The plugin is called "xBRZ Upscaling PNG FileType Plugin". To use it I loaded in the image and then did a save as and changed the filetype to "xBRZ Upscale PNG writer" and it asked me how many times bigger I wanted it, you can go between 2 and 5, that's double the size to five times the size and it adds in the extra pixels to generate a pretty good image. So I now had an image that was 2000x2000 pixels which would geve wiggle room on the cover art.

Cover Layers
Cover Layers

I loaded the image as a new layer in paint.net. You can drag layers around so that the items higher up the list appear in front of those below. So the aim of the exercise was to completely cover the template image.

Adding text is pretty straight forwards. There is a text tool, but it didn't have the font I needed. So I had to download a truetype font from google.com. There is a copy of the license alonside the "Get font" download link.

That sounds like a real mess-around but it was quite simple. I did a search for Cormorant Garamond (the font name) and it came up as a free font from Google.com. I downloaded it into windows, right clicked on the font file and selected install font from the drop down menu. It just worked. 

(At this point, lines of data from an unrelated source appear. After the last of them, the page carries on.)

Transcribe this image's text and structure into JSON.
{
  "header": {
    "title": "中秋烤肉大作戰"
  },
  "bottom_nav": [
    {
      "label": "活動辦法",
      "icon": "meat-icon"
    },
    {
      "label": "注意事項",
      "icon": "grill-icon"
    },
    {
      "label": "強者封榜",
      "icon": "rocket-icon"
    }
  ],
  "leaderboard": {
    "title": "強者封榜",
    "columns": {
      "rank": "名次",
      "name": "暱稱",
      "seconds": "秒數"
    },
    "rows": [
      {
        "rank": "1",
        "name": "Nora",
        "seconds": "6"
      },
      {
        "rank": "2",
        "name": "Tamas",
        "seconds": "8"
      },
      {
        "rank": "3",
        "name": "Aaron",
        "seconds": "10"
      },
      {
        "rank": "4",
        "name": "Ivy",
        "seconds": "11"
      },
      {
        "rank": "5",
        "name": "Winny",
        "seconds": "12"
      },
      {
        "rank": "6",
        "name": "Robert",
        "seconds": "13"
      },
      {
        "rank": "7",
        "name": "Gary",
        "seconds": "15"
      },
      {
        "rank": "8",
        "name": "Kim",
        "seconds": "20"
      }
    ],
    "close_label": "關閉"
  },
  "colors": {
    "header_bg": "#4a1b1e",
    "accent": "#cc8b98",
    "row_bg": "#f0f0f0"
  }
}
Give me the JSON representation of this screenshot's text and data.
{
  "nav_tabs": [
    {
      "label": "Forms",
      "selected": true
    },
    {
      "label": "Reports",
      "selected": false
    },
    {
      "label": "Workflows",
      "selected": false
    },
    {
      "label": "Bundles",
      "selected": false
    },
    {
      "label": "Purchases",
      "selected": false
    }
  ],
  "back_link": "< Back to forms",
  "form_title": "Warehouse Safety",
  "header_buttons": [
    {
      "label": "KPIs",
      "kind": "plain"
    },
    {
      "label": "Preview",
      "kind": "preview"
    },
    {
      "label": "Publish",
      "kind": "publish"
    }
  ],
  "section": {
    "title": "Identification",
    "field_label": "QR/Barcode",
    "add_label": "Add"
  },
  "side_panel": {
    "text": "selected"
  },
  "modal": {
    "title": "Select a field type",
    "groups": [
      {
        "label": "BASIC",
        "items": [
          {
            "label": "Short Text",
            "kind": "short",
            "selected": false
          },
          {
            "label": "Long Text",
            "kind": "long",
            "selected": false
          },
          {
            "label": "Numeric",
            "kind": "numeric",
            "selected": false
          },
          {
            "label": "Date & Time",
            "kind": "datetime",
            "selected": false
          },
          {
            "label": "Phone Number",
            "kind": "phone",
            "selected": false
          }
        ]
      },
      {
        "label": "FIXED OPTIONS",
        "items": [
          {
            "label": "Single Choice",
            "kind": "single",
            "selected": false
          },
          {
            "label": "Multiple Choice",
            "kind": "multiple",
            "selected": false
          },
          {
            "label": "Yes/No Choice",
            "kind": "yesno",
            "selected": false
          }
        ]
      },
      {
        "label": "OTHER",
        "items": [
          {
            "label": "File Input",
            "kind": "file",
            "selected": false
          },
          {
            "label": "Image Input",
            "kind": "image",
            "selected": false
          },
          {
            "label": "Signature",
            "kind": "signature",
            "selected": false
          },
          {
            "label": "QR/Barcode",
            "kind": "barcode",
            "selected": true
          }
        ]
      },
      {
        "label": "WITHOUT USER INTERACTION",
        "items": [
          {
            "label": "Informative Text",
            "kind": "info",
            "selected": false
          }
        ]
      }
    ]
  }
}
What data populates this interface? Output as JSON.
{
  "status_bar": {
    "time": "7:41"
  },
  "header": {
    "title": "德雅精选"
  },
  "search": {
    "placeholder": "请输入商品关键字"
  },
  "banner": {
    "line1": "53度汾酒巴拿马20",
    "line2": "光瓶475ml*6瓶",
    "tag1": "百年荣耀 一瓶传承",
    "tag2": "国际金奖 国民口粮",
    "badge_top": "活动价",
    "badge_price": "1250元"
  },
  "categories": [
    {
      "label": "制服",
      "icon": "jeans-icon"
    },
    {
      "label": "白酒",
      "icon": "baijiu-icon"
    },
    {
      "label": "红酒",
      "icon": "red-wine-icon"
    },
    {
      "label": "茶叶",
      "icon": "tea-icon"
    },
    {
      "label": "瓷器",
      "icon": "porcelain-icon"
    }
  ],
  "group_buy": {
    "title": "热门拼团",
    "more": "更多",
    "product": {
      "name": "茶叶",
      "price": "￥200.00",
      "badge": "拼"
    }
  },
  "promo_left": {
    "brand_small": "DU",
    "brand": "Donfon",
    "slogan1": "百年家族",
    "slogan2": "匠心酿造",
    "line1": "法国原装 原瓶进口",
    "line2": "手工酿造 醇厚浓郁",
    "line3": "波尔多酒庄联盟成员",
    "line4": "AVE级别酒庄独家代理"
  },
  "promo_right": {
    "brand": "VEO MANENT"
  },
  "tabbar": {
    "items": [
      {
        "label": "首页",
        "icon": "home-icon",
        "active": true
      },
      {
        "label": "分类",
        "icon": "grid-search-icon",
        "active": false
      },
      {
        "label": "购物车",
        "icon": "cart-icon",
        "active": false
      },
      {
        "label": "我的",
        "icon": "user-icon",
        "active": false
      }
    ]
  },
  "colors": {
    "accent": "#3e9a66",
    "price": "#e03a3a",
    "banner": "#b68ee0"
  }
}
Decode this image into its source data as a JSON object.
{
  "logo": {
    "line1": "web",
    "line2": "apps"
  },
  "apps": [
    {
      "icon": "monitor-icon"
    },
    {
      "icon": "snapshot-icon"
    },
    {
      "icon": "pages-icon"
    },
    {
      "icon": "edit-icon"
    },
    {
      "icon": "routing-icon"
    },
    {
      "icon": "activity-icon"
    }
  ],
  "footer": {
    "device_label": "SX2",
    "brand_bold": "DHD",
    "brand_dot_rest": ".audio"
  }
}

For each chunk of text I used a separate layer. Adding text is easy, there's a text tool that allows you to type the text, select the font and the size and the colour and then you can move it to where you want it. To move a chunk of text, because you never get it right first time, you click on the layer, use the rectangle selecting tool to cut, the text area, then paste and position the text. Again it sounds like a pain but it's pretty simple when you've done it a couple of times.

Rotated cover for spinal text

To do the spine I had to rotate the full image by 90 degrees and add text. Then I rotated the image back to it's original orientation. Straight forward.

At all stages you can save a file in pdn format (paint dot net project format) which includes all your layers and everything. When you are ready you can save it as a png file and it will offer to flatten the layers, you need to do that because png and jpg files only support one layer. If you want to quickly return to the layered version you can reload your pdn file. You need to remember to manage your files.

That's about it. As I said, it sounds like a pain but it just takes a bit of practice, like the first time you looked up a word in the thesaurus of your word processor. The other thing to remmeber is that paint.net is free. If you use it, it would be nice to give a donation.

I checked on graphics that come from Microsoft paint. You can't claim copyright of the AI generated images but you are allowed to use them. 

If you're wondering how I got the white border round the image. I used the select tool to mark an area slightly outside the image. Then I created another layer, and used the paint pot tool to create a white block. I positioned the white block below the image so yu can only see the outer part.

When you come to publishing on KDP they want this converting to a PDF file. I think you can do this using the GIMP image editor, but I used the online version at adobe.com. I don't like using online tools a lot, I like to keep things on my PC but when needs must I go for one that seems reputable. And it worked. The resulting cover was accepted by KDP.

I think it did a reasonable job. I know I'm not the best cover designer, but I'm not the worst either. I might have to replace my work in the future with a professional job, but that's part of the evolution process. You lives and you learns.